Brooke-Smith will combine her town planning role with responsibility for Arcadis’s social value function.
“It means looking at the wider public benefits, sustainability and community benefits of what we do,” she says of the potentially wide-ranging set of responsibilities.
A full rundown of what social value means, and what it will involve, is awaited – she is working on it now – but she stresses it is not simply a grander vision of corporate social responsibility.
“We are thinking things like the consequences of land remediation,” she explains.
The full strategy will explain all.
Mergers do not always produce beautiful music.
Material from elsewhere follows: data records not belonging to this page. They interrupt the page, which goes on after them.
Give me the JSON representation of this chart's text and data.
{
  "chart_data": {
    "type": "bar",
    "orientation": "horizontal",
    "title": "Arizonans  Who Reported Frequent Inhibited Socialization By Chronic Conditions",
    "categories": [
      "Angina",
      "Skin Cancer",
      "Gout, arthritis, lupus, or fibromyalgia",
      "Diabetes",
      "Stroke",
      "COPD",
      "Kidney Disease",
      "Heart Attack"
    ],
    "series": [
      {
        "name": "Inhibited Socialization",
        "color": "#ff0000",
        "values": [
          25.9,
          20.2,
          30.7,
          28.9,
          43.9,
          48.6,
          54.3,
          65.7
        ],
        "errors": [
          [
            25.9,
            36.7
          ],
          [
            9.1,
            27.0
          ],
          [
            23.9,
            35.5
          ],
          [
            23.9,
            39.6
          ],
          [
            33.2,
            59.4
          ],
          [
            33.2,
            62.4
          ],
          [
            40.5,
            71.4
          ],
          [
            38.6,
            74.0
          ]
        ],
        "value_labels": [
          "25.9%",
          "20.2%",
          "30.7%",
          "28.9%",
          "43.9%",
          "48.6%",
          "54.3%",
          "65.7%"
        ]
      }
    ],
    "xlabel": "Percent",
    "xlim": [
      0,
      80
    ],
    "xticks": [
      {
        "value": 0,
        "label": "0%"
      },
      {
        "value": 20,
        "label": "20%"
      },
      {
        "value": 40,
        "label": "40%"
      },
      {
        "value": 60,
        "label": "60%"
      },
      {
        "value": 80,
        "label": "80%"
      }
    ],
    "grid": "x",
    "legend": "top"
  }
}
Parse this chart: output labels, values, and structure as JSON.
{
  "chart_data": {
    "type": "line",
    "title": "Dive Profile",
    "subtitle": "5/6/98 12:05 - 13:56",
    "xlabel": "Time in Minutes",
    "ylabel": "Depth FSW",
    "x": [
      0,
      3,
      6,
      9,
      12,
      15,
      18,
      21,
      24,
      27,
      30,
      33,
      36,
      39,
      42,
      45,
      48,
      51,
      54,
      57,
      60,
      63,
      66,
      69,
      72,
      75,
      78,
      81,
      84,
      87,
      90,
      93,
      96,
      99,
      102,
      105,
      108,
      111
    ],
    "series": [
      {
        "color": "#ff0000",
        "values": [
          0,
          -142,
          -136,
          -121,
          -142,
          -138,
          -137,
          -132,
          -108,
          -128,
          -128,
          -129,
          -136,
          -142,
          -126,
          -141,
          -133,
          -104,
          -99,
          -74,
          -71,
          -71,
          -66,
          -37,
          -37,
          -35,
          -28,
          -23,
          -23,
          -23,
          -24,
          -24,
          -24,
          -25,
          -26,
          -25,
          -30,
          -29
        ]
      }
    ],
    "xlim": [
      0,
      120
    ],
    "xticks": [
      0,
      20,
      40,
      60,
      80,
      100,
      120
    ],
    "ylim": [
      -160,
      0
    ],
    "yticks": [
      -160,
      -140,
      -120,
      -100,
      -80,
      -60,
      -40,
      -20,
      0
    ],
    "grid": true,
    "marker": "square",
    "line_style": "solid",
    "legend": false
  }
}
Frequently they produce a short period of harmony, followed by long episodes of dissonance.
Fortunately, the early noises from the Arcadis/Brooke-Smith deal sound surprisingly good.
Making music…
Birmingham Conservatoire’s £57m teaching and performance facility is due to open this year, hailed as the first of its kind in the digital age.
The 100,000 sq ft teaching, rehearsal and performance space is next to Millennium Point in the Eastside district. The opening follows four years of planning advice from Louise Brooke-Smith.
“The problem was that this is a tight site, made more complicated, financially, by the fact the conservatoire’s old site was being compulsorily purchased.
“There was obviously a deal to be struck here on things such as public realm, where the council wanted more than the conservatoire could possibly afford,” she explains.
“There were also design issues with planning implications. For instance, it’s in the nature of the building that it doesn’t have many windows for reasons of acoustics.”
The design – by architect Feilden Clegg Bradley – has been likened to a cheesegrater or an Oxo cube.
Brooke-Smith says the conservatoire’s director, cellist Julian Lloyd Webber, is “delightful” but she has yet to ask him for a cello lesson. When she began trading in 1994, she celebrated her first pay cheque by buying a cello.
“I wanted something to remember the occasion,” she says. “And I still get it out. I’m hoping for a lesson but still haven’t asked.”
New faces, new offices…
Arcadis bought Birmingham-based town planning firm Brooke Smith Planning in March.
It will join the rest of the Arcadis Midlands team in 25,000 sq ft of newly prelet office space at Bruntwood’s Cornerblock scheme in Birmingham, a site formerly known as 2 Cornwall Street.
Bruntwood undertook a redevelopment of the site to create a 110,000 sq ft building after buying it for £10m in 2015.
Arcadis is the first tenant to take space at the scheme and will occupy two floors on a 10-year lease.
The firm was represented by Colliers. CBRE and Savills are letting agents for the Cornerblock.
Louise Brooke-Smith joins after a career that began in local government with Birmingham and Coventry councils. She then moved on to surveyors Debenham Tewson Cheshire, which became part of DTZ.